We’ve all gone through that phase of helplessness where we’re extremely hungry and order food online(maybe Zomato!?) but do not know when the delivery guy will arrive. We then have to vile time, and wait for message updates on the status of our order — getting our hopes up every one in a while. And most of the times, it is late.

In a bid to solve this problem, online restaurant search platform Zomato has today announced the acquisition of a logistics-tech startup Sparse Labs to beef up its delivery-tech capabilities, especially tracking. The financial details of the transaction have not been disclosed.

Sparse Labs specializes in technologies that help restaurants track and optimise their in-house delivery fleet. It allows the restaurants to track each of their drivers, allocate orders to suitable delivery guys, while also showing real-time updates to customers who’ve ordered the food.

Launched in July 2014, the product — a simple lightweight Android app — has been bootstrapped by founder Pankaj Batra and his small team from their offices in Gurgaon. The company was launched with an aim to ensure that new-gen. hyperlocal delivery startups are able to complete the delivery in lowest possible time. They also focused on lowering the delivery cost, while providing maximum customer satisfaction and delight.

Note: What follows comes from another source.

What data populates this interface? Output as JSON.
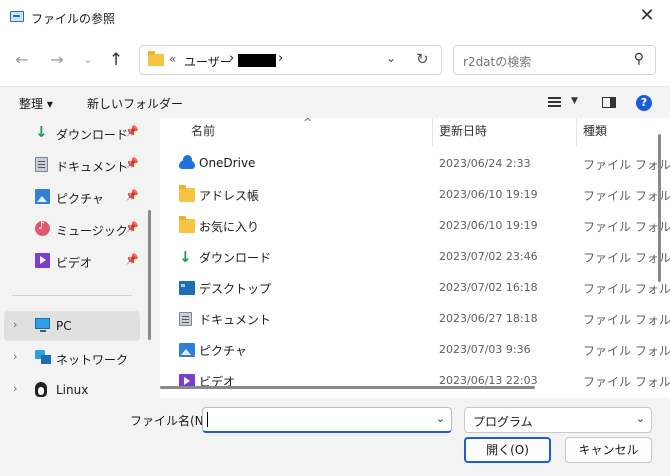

Sparse Lab’s Android app basic fucntionality is to transfer the rider’s location to both the restaurant and user both in real time. But, it has built upon the same to provide riders with route information to ensure quicker and efficient deliveries. The system also uses machine learning to identify a rider’s proximity to the restaurant and his familiarity with a neighbourhood to further optimize deliveries.

Commenting on the addition of Sparse Labs to the Zomato team, founder and CEO Deepinder Goyal says,

Joining forces with Sparse Labs will allow us to significantly improve the food ordering experience on the app, by giving users real-time GPS-based status updates on their order.

While we were already working on making this feature available for deliveries handled by our logistics partners, Sparse Labs will now help us enable delivery tracking for restaurant-owned fleets as well.

In the official blogpost, he further added that Sparse Labs will be renamed to ‘Zomato Trace’ and provided to partner restaurants on its food delivery network — free of cost. The restaurants in addition to using the software tech also have the option of upgrading the rider’s vehicle using “a proprietary GPS tracker developed by Sparse, that can be fitted onto bikes.”

At the restaurant end, this technology will help make deliveries highly cost and time efficient, allowing them to optimise delivery routes and ensuring minimal wait time for riders.

adds Goyal in the anouncement.

As the technology is restaurant-oriented, it will be highly critical for Zomato whose 80 per cent of delivery order are fulfilled by restaurants themselves. This will also help them one up their key rival Swiggy, who not only has its own delivery fleet but has recently also snagged a fresh $15 million in Series D to topup its coffers.

Zomato, on the other hand, might have managed to cross a million orders in the month of July alongwith an increase in average order value and the contribution margin, but it still lags behind Swiggy who completes 1.2 million orders a month. The company has recently also been going through a funding crunch, and has pulled out physical presence from nine countries including the US and the UK to cut down on operational costs.